The 37-year-old serial rapist was sentenced to five years in prison in 2021 for a series of rapes and sexual assaults. At his home near Nytorget in Stockholm, he filmed assaults on seemingly sleeping or unconscious women.
He was conditionally released in March despite misconduct and a high risk of reoffending.
This week, he was arrested on suspicion of a new rape in Skåne, according to several media outlets.
The information highlights two proposals in the inquiry into repeat offenders, whose deadline expired on Tuesday: stricter rules for conditional release and so-called security sentences.
Indeterminate Sentence
The investigator, Justice Councilor Stefan Reimer, proposes that conditional release be granted only when there are special reasons and at the earliest after three-quarters of the sentence.
The security sentence involves imprisonment for an indeterminate period and is intended for those who have committed serious violent or sexual offenses and reoffend, or have a "significant" risk of reoffending.
The purpose is to protect society in cases where life imprisonment cannot be considered.
The profile is, for example, serial rapists, says Reimer, who does not want to comment on the individual case.
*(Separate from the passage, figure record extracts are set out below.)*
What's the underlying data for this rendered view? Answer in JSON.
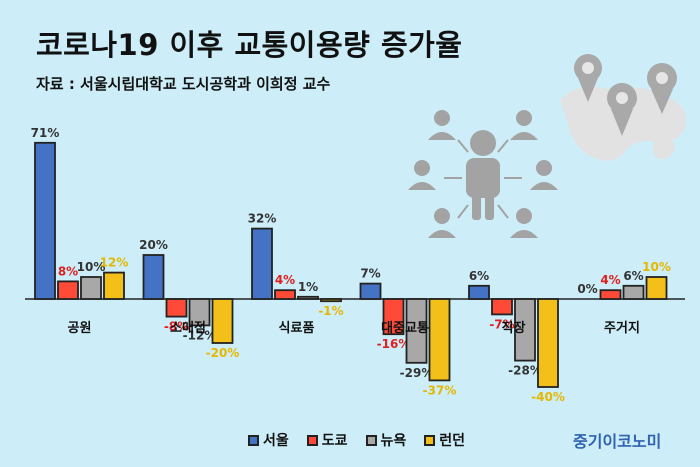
{
  "title": "코로나19 이후 교통이용량 증가율",
  "subtitle": "자료 : 서울시립대학교 도시공학과 이희정 교수",
  "brand": "중기이코노미",
  "colors": {
    "seoul": "#4472c4",
    "tokyo": "#ff4a38",
    "newyork": "#a8a8a8",
    "london": "#f2c018",
    "label_tokyo": "#e02020",
    "label_london": "#e5b700"
  },
  "chart_data": {
    "type": "bar",
    "title": "코로나19 이후 교통이용량 증가율",
    "categories": [
      "공원",
      "소매점",
      "식료품",
      "대중교통",
      "직장",
      "주거지"
    ],
    "series": [
      {
        "name": "서울",
        "values": [
          71,
          20,
          32,
          7,
          6,
          0
        ]
      },
      {
        "name": "도쿄",
        "values": [
          8,
          -8,
          4,
          -16,
          -7,
          4
        ]
      },
      {
        "name": "뉴욕",
        "values": [
          10,
          -12,
          1,
          -29,
          -28,
          6
        ]
      },
      {
        "name": "런던",
        "values": [
          12,
          -20,
          -1,
          -37,
          -40,
          10
        ]
      }
    ],
    "value_labels": {
      "서울": [
        "71%",
        "20%",
        "32%",
        "7%",
        "6%",
        "0%"
      ],
      "도쿄": [
        "8%",
        "-8%",
        "4%",
        "-16%",
        "-7%",
        "4%"
      ],
      "뉴욕": [
        "10%",
        "-12%",
        "1%",
        "-29%",
        "-28%",
        "6%"
      ],
      "런던": [
        "12%",
        "-20%",
        "-1%",
        "-37%",
        "-40%",
        "10%"
      ]
    },
    "unit": "%",
    "legend_position": "bottom",
    "grid": false
  }
}
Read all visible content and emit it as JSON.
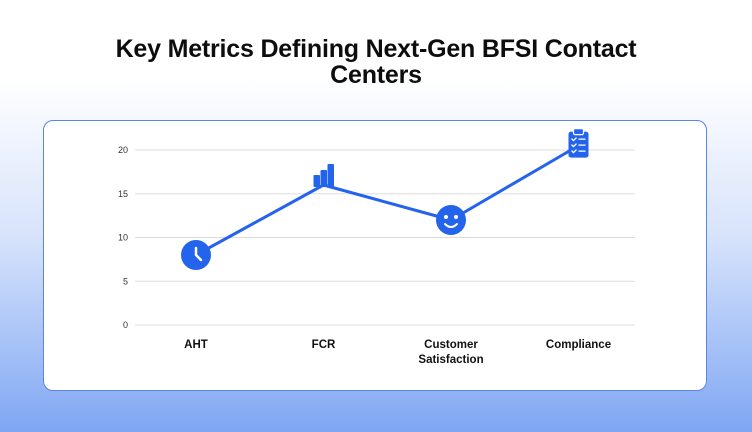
{
  "page": {
    "title_line1": "Key Metrics Defining Next-Gen BFSI Contact",
    "title_line2": "Centers"
  },
  "chart_data": {
    "type": "line",
    "categories": [
      "AHT",
      "FCR",
      "Customer Satisfaction",
      "Compliance"
    ],
    "category_lines": [
      [
        "AHT"
      ],
      [
        "FCR"
      ],
      [
        "Customer",
        "Satisfaction"
      ],
      [
        "Compliance"
      ]
    ],
    "values": [
      8,
      16,
      12,
      20.5
    ],
    "yticks": [
      0,
      5,
      10,
      15,
      20
    ],
    "ylim": [
      0,
      20.5
    ],
    "grid": true,
    "markers": [
      "clock-icon",
      "bar-chart-icon",
      "smiley-icon",
      "clipboard-icon"
    ],
    "colors": {
      "line": "#2463eb",
      "grid": "#dddddd"
    }
  }
}
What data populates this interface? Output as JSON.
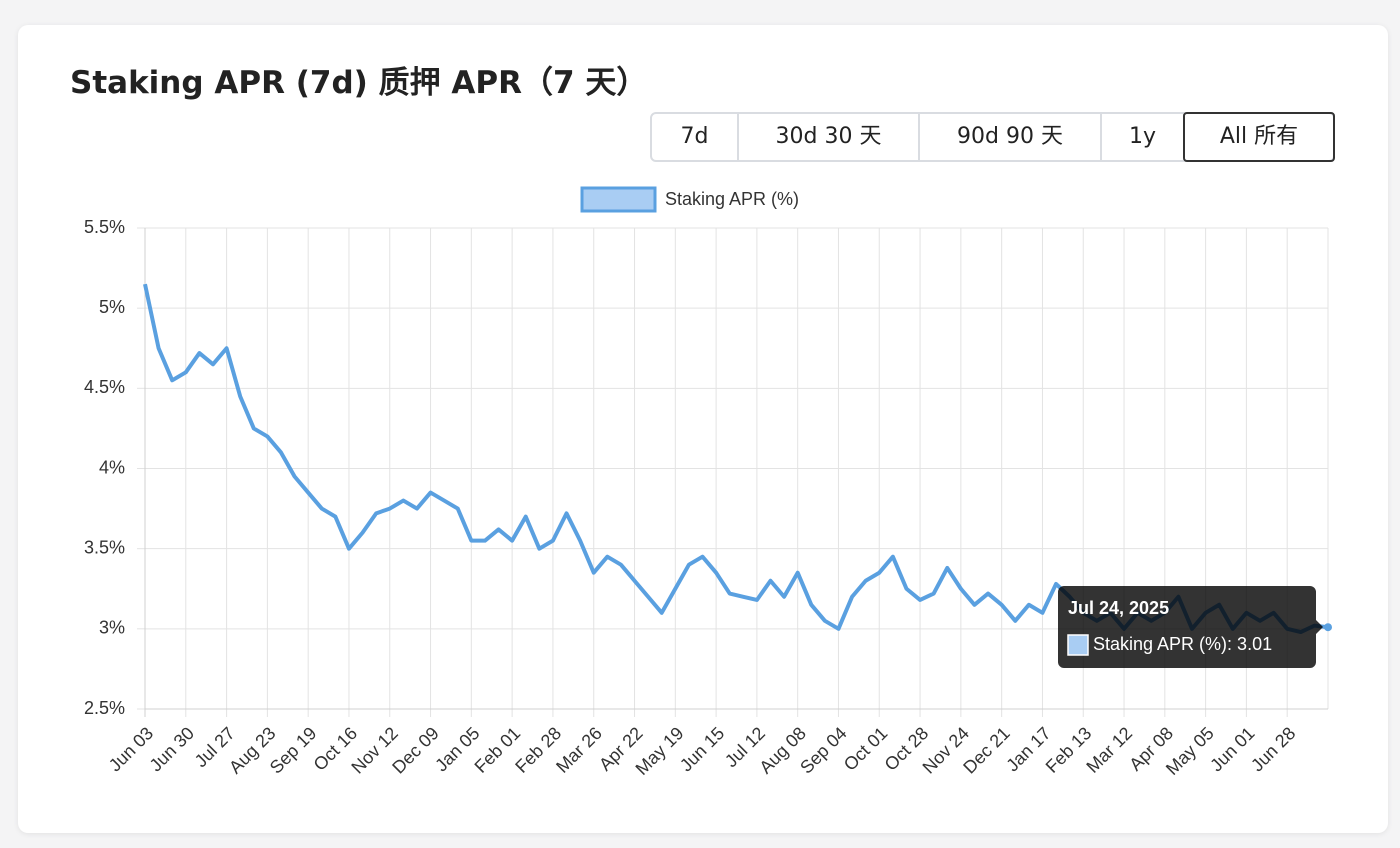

The sentence, he says, would be a departure from the fundamental principle of criminal law that a punishment, measured in terms of a fixed prison sentence or fines, should be proportionate to the severity of the crime.
"Alien"
Today, there are two exceptions: life imprisonment and forensic psychiatric care with special release review.
Magnus Ulväng, professor of criminal law at Uppsala University, calls the proposal "alien" but not unthinkable – as a third exception for a small category of offenders.
Pyromaniacs, pedophiles, serial rapists, psychopaths: people whose drive is to commit that type of crime. Who are not interested in treatment and where it is clear that they will reoffend.
The difficulty, he says, is determining who they are.
The security sentence was abolished in 1981, partly because it was considered unsafe. Reintroducing something similar is risky, according to Andreas Anderberg, lecturer in criminal law at the University of Gothenburg.
I understand why they're doing it, but I'm afraid it will be used more extensively than necessary. It's very difficult to make predictions about future criminality. Building a sentence on that type of prediction is not really safe.
Security sentences are proposed to be imposed on those:
who have previously been sentenced to at least four years in prison for crimes against life, health, freedom, or peace and have subsequently reoffended in similarly serious criminality
or who are sentenced to at least six years in prison for repeated crimes against life, health, freedom, or peace that are collectively extremely serious
and who have a significant risk of reoffending.
When a security sentence is imposed, the maximum sentence shall be set at a minimum of 10 years and a maximum of 18 years or a maximum of 24 years if life imprisonment is possible for the crime.
The minimum sentence shall correspond to the length of the sentence that would have been imposed if the punishment had been a regular prison sentence.
The prosecutor may request an extension of the maximum sentence by up to three years at a time.
Security sentences may not be imposed on those under 18 years of age.